La prima fontana fu seguita da altre sette, con intervalli da 30 minuti a 3 ore l'una dall'altra. L'ultima fontana di lava ebbe una durata eccezionale, di circa 5 ore, e terminò alle 12. 30 del 22 marzo. L'accumulo delle scorie sui fianchi del vulcano e la loro mobilizzazione provocò la formazione di "pseudocolate". Il 22 marzo, dalle 12 alle 13, si verificarono delle emissioni di ceneri scure.
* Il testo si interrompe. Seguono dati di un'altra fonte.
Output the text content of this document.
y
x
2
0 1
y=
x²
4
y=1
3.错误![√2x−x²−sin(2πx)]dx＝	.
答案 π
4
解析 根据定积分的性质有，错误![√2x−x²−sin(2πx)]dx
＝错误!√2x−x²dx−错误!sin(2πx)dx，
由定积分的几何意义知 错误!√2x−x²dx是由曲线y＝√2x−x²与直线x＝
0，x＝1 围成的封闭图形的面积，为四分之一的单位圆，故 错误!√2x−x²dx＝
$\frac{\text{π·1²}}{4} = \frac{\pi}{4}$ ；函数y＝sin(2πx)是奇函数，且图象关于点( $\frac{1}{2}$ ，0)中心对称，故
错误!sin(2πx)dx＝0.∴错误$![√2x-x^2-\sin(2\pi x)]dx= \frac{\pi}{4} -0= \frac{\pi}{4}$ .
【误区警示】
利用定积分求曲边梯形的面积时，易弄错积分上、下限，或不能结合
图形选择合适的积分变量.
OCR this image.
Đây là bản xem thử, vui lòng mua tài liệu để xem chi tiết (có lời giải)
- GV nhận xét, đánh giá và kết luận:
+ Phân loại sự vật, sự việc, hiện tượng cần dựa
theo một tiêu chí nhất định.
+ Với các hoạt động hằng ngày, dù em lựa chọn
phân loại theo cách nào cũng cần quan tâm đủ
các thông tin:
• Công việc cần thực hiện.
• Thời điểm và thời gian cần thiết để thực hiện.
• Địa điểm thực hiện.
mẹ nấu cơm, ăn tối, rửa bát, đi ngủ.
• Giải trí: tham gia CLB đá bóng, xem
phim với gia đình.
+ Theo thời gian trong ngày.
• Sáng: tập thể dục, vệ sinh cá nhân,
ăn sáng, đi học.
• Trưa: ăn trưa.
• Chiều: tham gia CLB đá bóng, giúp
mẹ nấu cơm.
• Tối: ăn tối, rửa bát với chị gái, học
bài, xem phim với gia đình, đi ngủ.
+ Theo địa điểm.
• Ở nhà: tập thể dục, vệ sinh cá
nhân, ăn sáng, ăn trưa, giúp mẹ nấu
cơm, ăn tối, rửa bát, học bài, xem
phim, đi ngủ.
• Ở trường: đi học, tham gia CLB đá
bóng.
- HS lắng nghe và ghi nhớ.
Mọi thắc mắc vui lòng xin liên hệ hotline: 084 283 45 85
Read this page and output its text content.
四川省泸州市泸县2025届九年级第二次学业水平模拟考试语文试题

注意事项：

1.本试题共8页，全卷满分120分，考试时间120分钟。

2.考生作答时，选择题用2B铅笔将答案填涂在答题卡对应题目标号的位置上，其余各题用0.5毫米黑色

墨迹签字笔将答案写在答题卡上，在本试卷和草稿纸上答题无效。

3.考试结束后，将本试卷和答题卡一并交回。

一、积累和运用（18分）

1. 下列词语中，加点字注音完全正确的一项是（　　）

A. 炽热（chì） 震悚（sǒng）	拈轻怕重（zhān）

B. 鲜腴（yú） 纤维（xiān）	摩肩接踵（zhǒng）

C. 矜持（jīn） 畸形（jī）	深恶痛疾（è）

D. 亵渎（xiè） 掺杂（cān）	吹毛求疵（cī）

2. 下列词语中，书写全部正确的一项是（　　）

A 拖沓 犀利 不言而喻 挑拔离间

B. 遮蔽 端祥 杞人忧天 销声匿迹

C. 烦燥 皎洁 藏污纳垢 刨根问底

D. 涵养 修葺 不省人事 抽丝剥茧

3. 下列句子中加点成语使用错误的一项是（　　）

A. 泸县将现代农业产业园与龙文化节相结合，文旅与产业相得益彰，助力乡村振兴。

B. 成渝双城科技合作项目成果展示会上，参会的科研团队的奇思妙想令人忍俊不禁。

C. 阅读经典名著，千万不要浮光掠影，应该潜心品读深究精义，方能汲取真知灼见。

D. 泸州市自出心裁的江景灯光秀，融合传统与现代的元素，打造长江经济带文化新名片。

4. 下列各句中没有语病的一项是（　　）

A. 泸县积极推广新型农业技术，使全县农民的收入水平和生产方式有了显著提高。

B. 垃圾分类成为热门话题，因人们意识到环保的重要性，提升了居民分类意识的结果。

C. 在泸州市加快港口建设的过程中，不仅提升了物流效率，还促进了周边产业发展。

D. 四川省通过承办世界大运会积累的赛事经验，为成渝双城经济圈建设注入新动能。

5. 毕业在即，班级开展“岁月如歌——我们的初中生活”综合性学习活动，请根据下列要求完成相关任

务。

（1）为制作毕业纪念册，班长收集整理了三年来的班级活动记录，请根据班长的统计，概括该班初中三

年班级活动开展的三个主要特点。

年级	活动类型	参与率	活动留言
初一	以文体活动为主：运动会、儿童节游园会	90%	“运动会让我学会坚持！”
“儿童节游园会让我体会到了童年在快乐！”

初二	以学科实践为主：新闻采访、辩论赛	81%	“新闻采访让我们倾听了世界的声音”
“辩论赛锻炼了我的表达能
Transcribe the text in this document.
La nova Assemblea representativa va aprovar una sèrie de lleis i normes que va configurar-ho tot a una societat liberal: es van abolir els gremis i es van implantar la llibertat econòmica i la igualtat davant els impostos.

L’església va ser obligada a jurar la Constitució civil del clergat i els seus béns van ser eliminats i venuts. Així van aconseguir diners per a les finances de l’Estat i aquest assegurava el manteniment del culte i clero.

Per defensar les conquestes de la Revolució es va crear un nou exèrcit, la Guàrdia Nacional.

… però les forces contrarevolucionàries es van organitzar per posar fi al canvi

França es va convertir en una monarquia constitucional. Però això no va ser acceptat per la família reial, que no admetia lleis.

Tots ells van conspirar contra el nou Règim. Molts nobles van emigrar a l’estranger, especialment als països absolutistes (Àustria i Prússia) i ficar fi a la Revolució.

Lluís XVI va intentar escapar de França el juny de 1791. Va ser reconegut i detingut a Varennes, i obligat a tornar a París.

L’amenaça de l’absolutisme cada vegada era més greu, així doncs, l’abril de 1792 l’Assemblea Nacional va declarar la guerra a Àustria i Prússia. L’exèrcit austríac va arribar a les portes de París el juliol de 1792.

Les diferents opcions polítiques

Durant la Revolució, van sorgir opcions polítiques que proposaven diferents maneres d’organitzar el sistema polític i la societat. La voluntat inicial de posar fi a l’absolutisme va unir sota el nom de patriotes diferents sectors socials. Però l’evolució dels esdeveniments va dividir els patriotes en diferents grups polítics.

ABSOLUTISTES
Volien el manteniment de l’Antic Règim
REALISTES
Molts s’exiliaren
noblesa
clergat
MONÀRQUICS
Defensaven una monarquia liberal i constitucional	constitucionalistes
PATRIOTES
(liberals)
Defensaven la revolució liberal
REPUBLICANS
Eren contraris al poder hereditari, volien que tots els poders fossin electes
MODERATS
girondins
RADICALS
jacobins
Queste ceneri erano in parte non juvenili, provenienti cioè non da magma fresco, ma dalla frammentazione di rocce già solidificate della zona craterica. Durante questa fase si formarono colonne eruttive dell'altezza di circa 5 km, dette "a cavolfiore" per la forma assunta, seguite poi dall'emissione di nubi "cipressoidi", a forma allungata. Da queste colonne eruttive si separarono piccoli flussi di materiale piroclastico ("nubi ardenti in miniatura") sui fianchi del cono. La fase esplosiva continuò fino alla mattina del 23 marzo. L'eruzione proseguì nei giorni successivi in maniera meno violenta. Si formarono nubi di cenere biancastre, che ammantarono come neve il Gran Cono. Queste manifestazioni furono accompagnate da una notevole attività sismica, tale da conferire a questa fase il nome di fase SISMO-ESPLOSIVA, anche se forti terremoti furono registrati anche durante le fasi precedenti. Questi fenomeni si arrestarono il giorno 26. Durante la fase finale dell'eruzione, che cominciò dal giorno 27, si ebbero continue frane all'interno del cratere, che portarono alla definitiva ostruzione del condotto. Il giorno 7 aprile l'eruzione si concluse. L'area che subì i maggiori danneggiamenti fu quella a E-SE del vulcano, mentre Napoli fu risparmiata dalla ricaduta del materiale piroclastico per la presenza di forti venti provenienti da E e N.